Published in early 2011, Chick Lit and Postfeminism is a novel which encompasses Harzewski’s interpretations of 21st century romantic literature. Harzewski’s book also involves her experience as a publisher in her hometown of New York City in the late 1990s before her early career years at the University of Pennsylvania.
“Chick Lit” is a polite term for Princeton University’s female literary tradition course in the 1980s. The term originates from an American movement in the ‘90s where women’s avant-garde fiction became a comic subsidiary of women’s literature and advice columns. Such novels that make up Chick Lit are Helen Fielding’s Bridget Jones’s Diary, Lauren Weisberger’s The Devil Wears Prada, and Candace Bushnell’s Sex and the City — all of which have become extremely successful film adaptations.
Harzewski shows how chick lit, which may be the literature version of a “chick flick,” produces social observations on troubled Caucasian marriages, education patterns, heterosexuality traditions, feminism, and postmodern values.
The novel has been hailed by critics around the U.S. “Chick Lit and Postfeminism is a bold and fascinating exploration of the 'most culturally visible form of postfeminist fiction' — chick lit,” New York Times best-selling author Mary Bly Eloisa James said. “Demanding and sometimes dizzying in its range and readings, the book moors the genre in the commodified context of women's lives in the twenty-first century, refashioning our understanding of this irreverent, ubiquitous, and (contrary to popular belief) important genre of fiction.”
Harzewski’s work has also gotten attention in the United Kingdom. “Smart, thoughtful, and well-written, [Chick Lit and Postfeminism] offers a historical understanding of this decidedly postfeminist genre, while offering insight into contemporary gender politics and femininity,” Janet McCabe of the University of London said.
In her earlier years as an instructor, Harzewski spent five years at the University of Pennsylvania. She received her B.A. in English and women’s studies from Vassar College in New York state, a M.A. in women’s studies from Rutgers University, New Brunswick, and a Ph.D. in English from the University of Pennsylvania.

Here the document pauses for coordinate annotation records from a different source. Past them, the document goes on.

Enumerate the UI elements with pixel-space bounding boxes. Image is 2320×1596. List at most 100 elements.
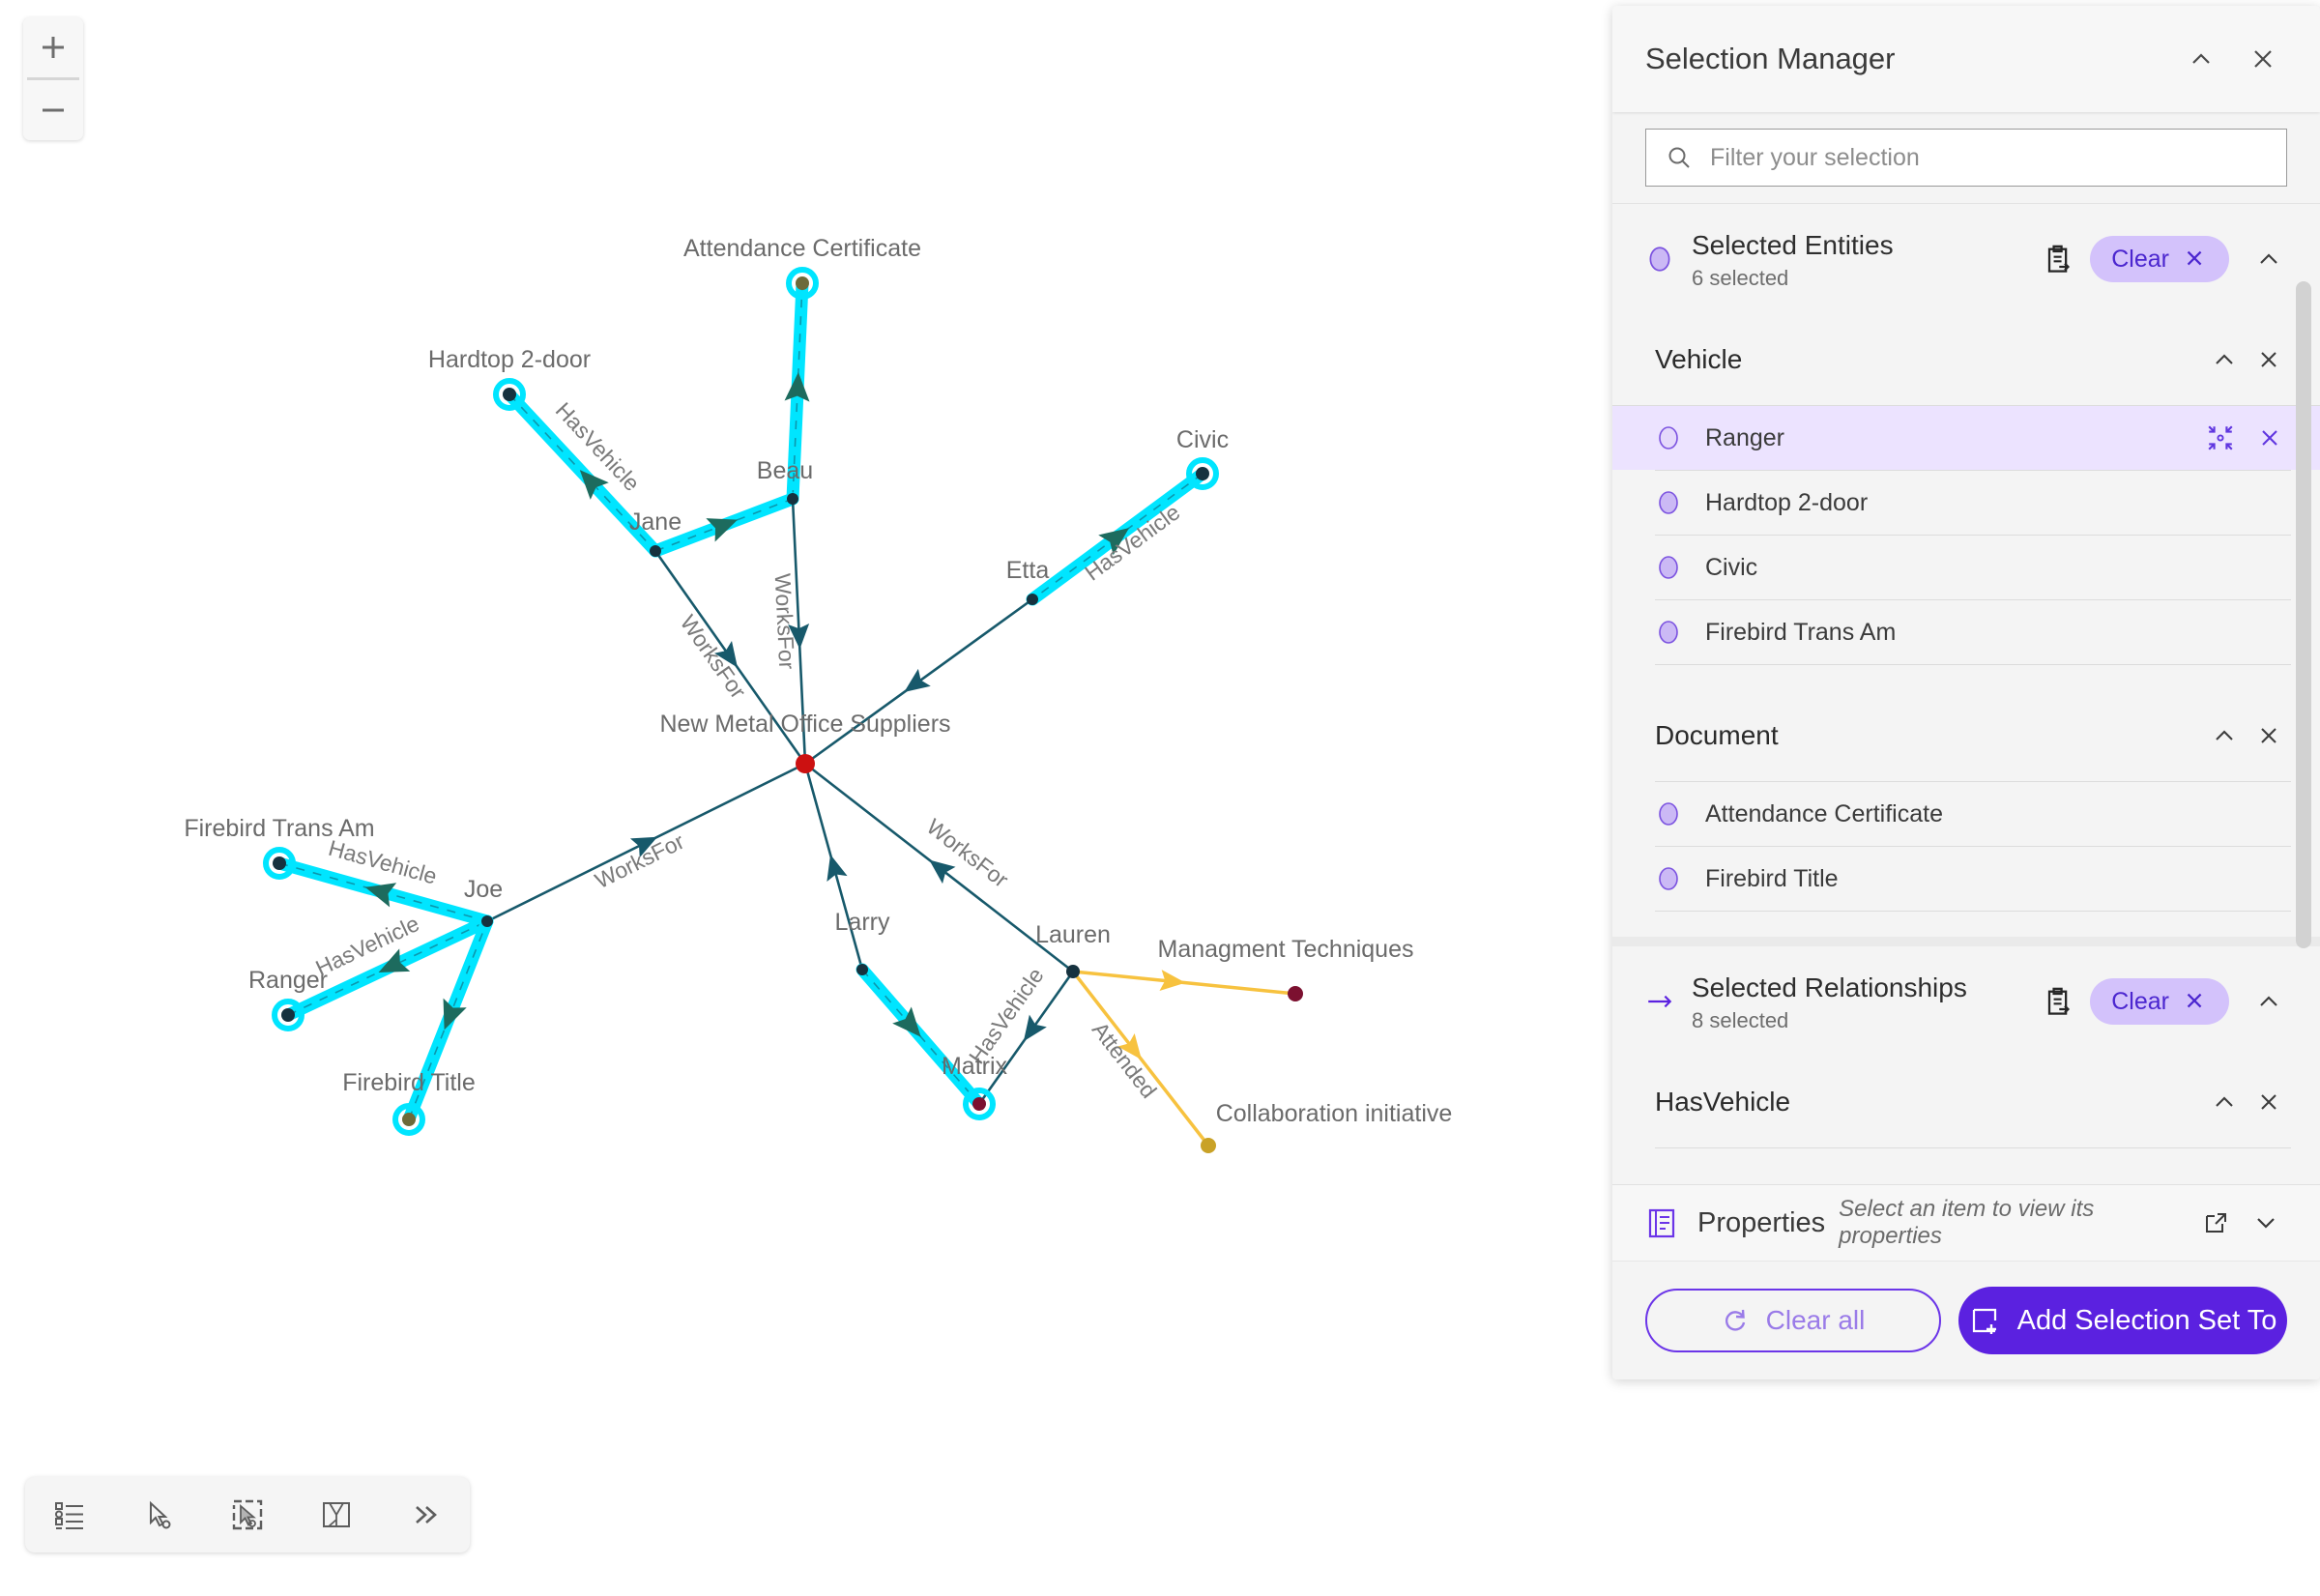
legend-list-icon <box>55 1502 83 1529</box>
panel-collapse-button[interactable] <box>2177 35 2225 83</box>
graph-nodes <box>263 267 1303 1153</box>
close-icon <box>2261 352 2276 367</box>
graph-node[interactable] <box>650 545 661 557</box>
focus-target-icon <box>2208 425 2233 450</box>
search-icon <box>1668 147 1690 168</box>
graph-edge-label: WorksFor <box>770 573 800 671</box>
graph-node-label: Attendance Certificate <box>683 235 921 262</box>
close-icon <box>2261 1094 2276 1110</box>
graph-node[interactable] <box>796 276 809 290</box>
entity-oval-icon <box>1659 621 1678 644</box>
add-to-set-icon <box>1972 1308 1996 1334</box>
section-divider <box>1612 937 2320 946</box>
graph-node[interactable] <box>856 964 868 975</box>
add-selection-set-button[interactable]: Add Selection Set To <box>1958 1287 2287 1354</box>
selection-entities-copy-button[interactable] <box>2042 244 2073 275</box>
list-item[interactable]: Firebird Title <box>1655 846 2291 911</box>
graph-node[interactable] <box>481 915 493 927</box>
graph-arrowheads <box>364 372 1186 1060</box>
more-chevrons-button[interactable] <box>381 1477 470 1552</box>
legend-list-button[interactable] <box>25 1477 114 1552</box>
graph-node[interactable] <box>972 1097 986 1111</box>
pointer-select-button[interactable] <box>114 1477 203 1552</box>
entity-type-collapse-button[interactable] <box>2202 713 2247 758</box>
layout-button[interactable] <box>292 1477 381 1552</box>
entity-type-collapse-button[interactable] <box>2202 337 2247 382</box>
graph-node[interactable] <box>787 493 798 505</box>
clear-all-button[interactable]: Clear all <box>1645 1289 1941 1352</box>
selection-relationships-copy-button[interactable] <box>2042 986 2073 1017</box>
panel-close-button[interactable] <box>2239 35 2287 83</box>
properties-popout-button[interactable] <box>2190 1198 2241 1248</box>
graph-node[interactable] <box>1201 1138 1216 1153</box>
layout-icon <box>323 1502 350 1527</box>
selection-relationships-clear-chip[interactable]: Clear <box>2090 978 2229 1025</box>
graph-node-label: Beau <box>757 457 813 484</box>
list-item[interactable]: Civic <box>1655 535 2291 599</box>
graph-node[interactable] <box>503 388 516 401</box>
filter-search-input[interactable] <box>1708 142 2267 173</box>
entity-type-header-document: Document <box>1612 690 2320 781</box>
panel-scrollbar-thumb[interactable] <box>2296 281 2311 948</box>
external-link-icon <box>2206 1213 2226 1233</box>
add-selection-set-label: Add Selection Set To <box>2016 1304 2277 1336</box>
graph-node-label: Lauren <box>1035 921 1111 948</box>
graph-node[interactable] <box>796 754 815 773</box>
clear-x-icon <box>2187 250 2202 266</box>
selection-relationships-clear-label: Clear <box>2111 987 2169 1015</box>
remove-entity-button[interactable] <box>2256 424 2283 451</box>
selection-entities-tools: Clear <box>2042 236 2291 282</box>
selection-entities-clear-chip[interactable]: Clear <box>2090 236 2229 282</box>
panel-scrollbar[interactable] <box>2296 212 2311 1184</box>
list-item[interactable]: Hardtop 2-door <box>1655 470 2291 535</box>
panel-scroll-area[interactable]: Selected Entities 6 selected Clear Vehicle R… <box>1612 203 2320 1184</box>
selection-relationships-header: Selected Relationships 8 selected Clear <box>1612 946 2320 1057</box>
selection-entities-count: 6 selected <box>1692 265 1789 290</box>
selection-entities-header: Selected Entities 6 selected Clear <box>1612 204 2320 314</box>
graph-node[interactable] <box>1288 986 1303 1001</box>
entity-type-remove-button[interactable] <box>2247 337 2291 382</box>
entity-type-header-vehicle: Vehicle <box>1612 314 2320 405</box>
zoom-to-entity-button[interactable] <box>2206 423 2235 452</box>
graph-node-labels: Attendance Certificate Hardtop 2-door Civi… <box>184 235 1452 1127</box>
chevron-up-icon <box>2216 354 2233 364</box>
list-item[interactable]: Ranger <box>1612 405 2320 470</box>
list-item[interactable]: Attendance Certificate <box>1655 781 2291 846</box>
list-item[interactable]: Firebird Trans Am <box>1655 599 2291 664</box>
graph-node[interactable] <box>402 1113 416 1126</box>
selection-entities-collapse-button[interactable] <box>2247 237 2291 281</box>
selection-entities-clear-label: Clear <box>2111 245 2169 273</box>
properties-bar[interactable]: Properties Select an item to view its pr… <box>1612 1184 2320 1261</box>
zoom-out-button[interactable] <box>23 80 83 140</box>
list-divider <box>1655 664 2291 665</box>
graph-edge-arrowhead <box>904 668 931 693</box>
graph-node-selection-ring <box>1186 457 1219 490</box>
graph-node[interactable] <box>1196 467 1209 480</box>
close-icon <box>2261 728 2276 743</box>
properties-expand-button[interactable] <box>2241 1198 2291 1248</box>
graph-edge-arrowhead <box>929 859 956 885</box>
graph-node[interactable] <box>281 1008 295 1022</box>
filter-search-box[interactable] <box>1645 129 2287 187</box>
graph-node[interactable] <box>273 856 286 870</box>
list-item-label: Hardtop 2-door <box>1705 488 1869 516</box>
entity-oval-icon <box>1659 556 1678 579</box>
entity-type-collapse-button[interactable] <box>2202 1080 2247 1124</box>
entity-oval-icon-wrap <box>1655 865 1705 892</box>
list-divider <box>1655 911 2291 912</box>
graph-node[interactable] <box>1066 965 1080 978</box>
selection-relationships-collapse-button[interactable] <box>2247 979 2291 1024</box>
zoom-in-button[interactable] <box>23 17 83 77</box>
entity-type-remove-button[interactable] <box>2247 1080 2291 1124</box>
graph-node[interactable] <box>1027 594 1038 605</box>
entity-type-remove-button[interactable] <box>2247 713 2291 758</box>
panel-footer: Clear all Add Selection Set To <box>1612 1261 2320 1379</box>
properties-hint: Select an item to view its properties <box>1839 1196 2095 1249</box>
graph-edge-label: HasVehicle <box>1080 499 1184 585</box>
marquee-select-button[interactable] <box>203 1477 292 1552</box>
entity-oval-icon <box>1659 802 1678 826</box>
entity-oval-icon-wrap <box>1655 800 1705 827</box>
graph-edge-arrowhead <box>1117 1032 1142 1060</box>
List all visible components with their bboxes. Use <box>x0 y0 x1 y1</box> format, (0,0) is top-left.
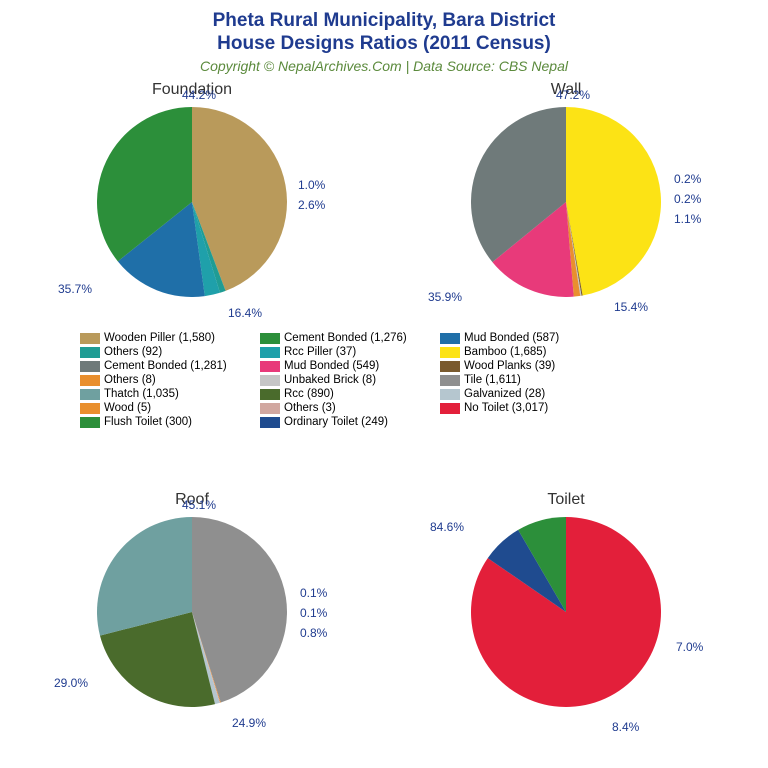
legend-text: No Toilet (3,017) <box>464 402 548 414</box>
legend-swatch <box>80 375 100 386</box>
legend: Wooden Piller (1,580) Others (92) Cement B… <box>80 332 620 428</box>
foundation-label-4: 35.7% <box>58 282 92 296</box>
legend-swatch <box>80 403 100 414</box>
legend-text: Ordinary Toilet (249) <box>284 416 388 428</box>
legend-text: Wood (5) <box>104 402 151 414</box>
chart-main-title: Pheta Rural Municipality, Bara District … <box>0 0 768 56</box>
legend-swatch <box>440 333 460 344</box>
legend-item: Rcc Piller (37) <box>260 346 440 358</box>
legend-item: Bamboo (1,685) <box>440 346 620 358</box>
legend-text: Wood Planks (39) <box>464 360 555 372</box>
legend-text: Cement Bonded (1,276) <box>284 332 407 344</box>
foundation-pie <box>97 107 287 297</box>
legend-item: Rcc (890) <box>260 388 440 400</box>
legend-swatch <box>260 375 280 386</box>
legend-swatch <box>260 333 280 344</box>
legend-swatch <box>440 375 460 386</box>
legend-swatch <box>260 417 280 428</box>
legend-text: Flush Toilet (300) <box>104 416 192 428</box>
legend-item: Wood (5) <box>80 402 260 414</box>
legend-swatch <box>80 347 100 358</box>
legend-text: Thatch (1,035) <box>104 388 179 400</box>
legend-item: Unbaked Brick (8) <box>260 374 440 386</box>
foundation-label-3: 16.4% <box>228 306 262 320</box>
legend-swatch <box>80 389 100 400</box>
roof-label-3: 0.8% <box>300 626 327 640</box>
legend-item: Mud Bonded (587) <box>440 332 620 344</box>
roof-pie <box>97 517 287 707</box>
wall-pie <box>471 107 661 297</box>
legend-text: Rcc Piller (37) <box>284 346 356 358</box>
legend-item: Cement Bonded (1,276) <box>260 332 440 344</box>
legend-text: Others (92) <box>104 346 162 358</box>
foundation-label-2: 2.6% <box>298 198 325 212</box>
roof-label-2: 0.1% <box>300 606 327 620</box>
toilet-label-1: 7.0% <box>676 640 703 654</box>
legend-swatch <box>260 403 280 414</box>
legend-item: Others (3) <box>260 402 440 414</box>
legend-swatch <box>440 389 460 400</box>
legend-swatch <box>260 347 280 358</box>
legend-text: Wooden Piller (1,580) <box>104 332 215 344</box>
legend-item: Galvanized (28) <box>440 388 620 400</box>
legend-text: Mud Bonded (587) <box>464 332 559 344</box>
toilet-label-2: 8.4% <box>612 720 639 734</box>
roof-label-4: 24.9% <box>232 716 266 730</box>
legend-text: Others (8) <box>104 374 156 386</box>
legend-item: Mud Bonded (549) <box>260 360 440 372</box>
toilet-label-0: 84.6% <box>430 520 464 534</box>
legend-swatch <box>80 417 100 428</box>
legend-swatch <box>440 403 460 414</box>
foundation-label-0: 44.2% <box>182 88 216 102</box>
legend-swatch <box>440 361 460 372</box>
wall-label-0: 47.2% <box>556 88 590 102</box>
legend-swatch <box>440 347 460 358</box>
wall-label-2: 0.2% <box>674 192 701 206</box>
legend-swatch <box>80 361 100 372</box>
legend-text: Tile (1,611) <box>464 374 521 386</box>
legend-item: Thatch (1,035) <box>80 388 260 400</box>
legend-swatch <box>80 333 100 344</box>
legend-text: Rcc (890) <box>284 388 334 400</box>
legend-item: Wood Planks (39) <box>440 360 620 372</box>
legend-text: Unbaked Brick (8) <box>284 374 376 386</box>
legend-text: Galvanized (28) <box>464 388 545 400</box>
title-line-2: House Designs Ratios (2011 Census) <box>0 33 768 56</box>
toilet-pie <box>471 517 661 707</box>
roof-label-1: 0.1% <box>300 586 327 600</box>
roof-label-5: 29.0% <box>54 676 88 690</box>
legend-col-2: Mud Bonded (587) Bamboo (1,685) Wood Plank… <box>440 332 620 428</box>
chart-subtitle: Copyright © NepalArchives.Com | Data Sou… <box>0 58 768 74</box>
roof-label-0: 45.1% <box>182 498 216 512</box>
legend-swatch <box>260 361 280 372</box>
legend-col-0: Wooden Piller (1,580) Others (92) Cement B… <box>80 332 260 428</box>
legend-item: Tile (1,611) <box>440 374 620 386</box>
legend-swatch <box>260 389 280 400</box>
legend-item: Others (8) <box>80 374 260 386</box>
foundation-label-1: 1.0% <box>298 178 325 192</box>
legend-item: Ordinary Toilet (249) <box>260 416 440 428</box>
wall-label-3: 1.1% <box>674 212 701 226</box>
wall-slice-0 <box>566 107 661 296</box>
legend-item: Wooden Piller (1,580) <box>80 332 260 344</box>
legend-text: Bamboo (1,685) <box>464 346 546 358</box>
legend-item: Flush Toilet (300) <box>80 416 260 428</box>
wall-label-4: 15.4% <box>614 300 648 314</box>
wall-label-1: 0.2% <box>674 172 701 186</box>
legend-item: No Toilet (3,017) <box>440 402 620 414</box>
legend-col-1: Cement Bonded (1,276) Rcc Piller (37) Mud … <box>260 332 440 428</box>
toilet-chart-title: Toilet <box>466 491 666 509</box>
wall-label-5: 35.9% <box>428 290 462 304</box>
legend-text: Cement Bonded (1,281) <box>104 360 227 372</box>
title-line-1: Pheta Rural Municipality, Bara District <box>0 10 768 33</box>
legend-item: Cement Bonded (1,281) <box>80 360 260 372</box>
legend-text: Others (3) <box>284 402 336 414</box>
legend-text: Mud Bonded (549) <box>284 360 379 372</box>
legend-item: Others (92) <box>80 346 260 358</box>
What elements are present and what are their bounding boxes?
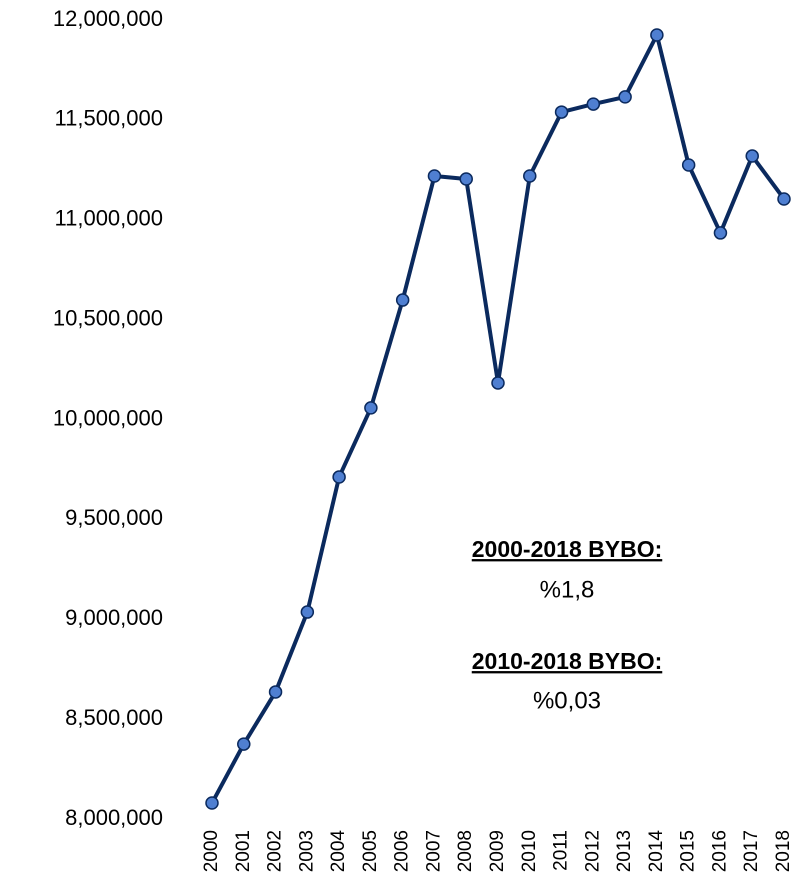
x-tick-label: 2018 — [773, 830, 794, 872]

Harzewski is also the author of articles on Anglophone women writers and facets of American commodity culture, which have appeared in numerous peer-reviewed journals, including “Contemporary Women’s Writing,” and “The Iowa Journal of Cultural Studies.” Additionally, Harzewski is considered an expert on the chick lit genre, as she has been interviewed on such subjects by the Chicago Tribune. Harzewski has received fellowships and grants from the American Association of University Women, the Romance Writers of America, the Kosciuszko Foundation, and the Woodrow Wilson Foundation.
Harzewski is currently working on a second project, entitled, The ‘Woman Author’ Function: Twentieth-Century Anglophone Prose Writers and Their Cultural Formation, where she probes the historical establishment of literary figures. Harzewski will also analyze how writers have advanced social and national movements. She currently resides in nearby Dover, New Hampshire.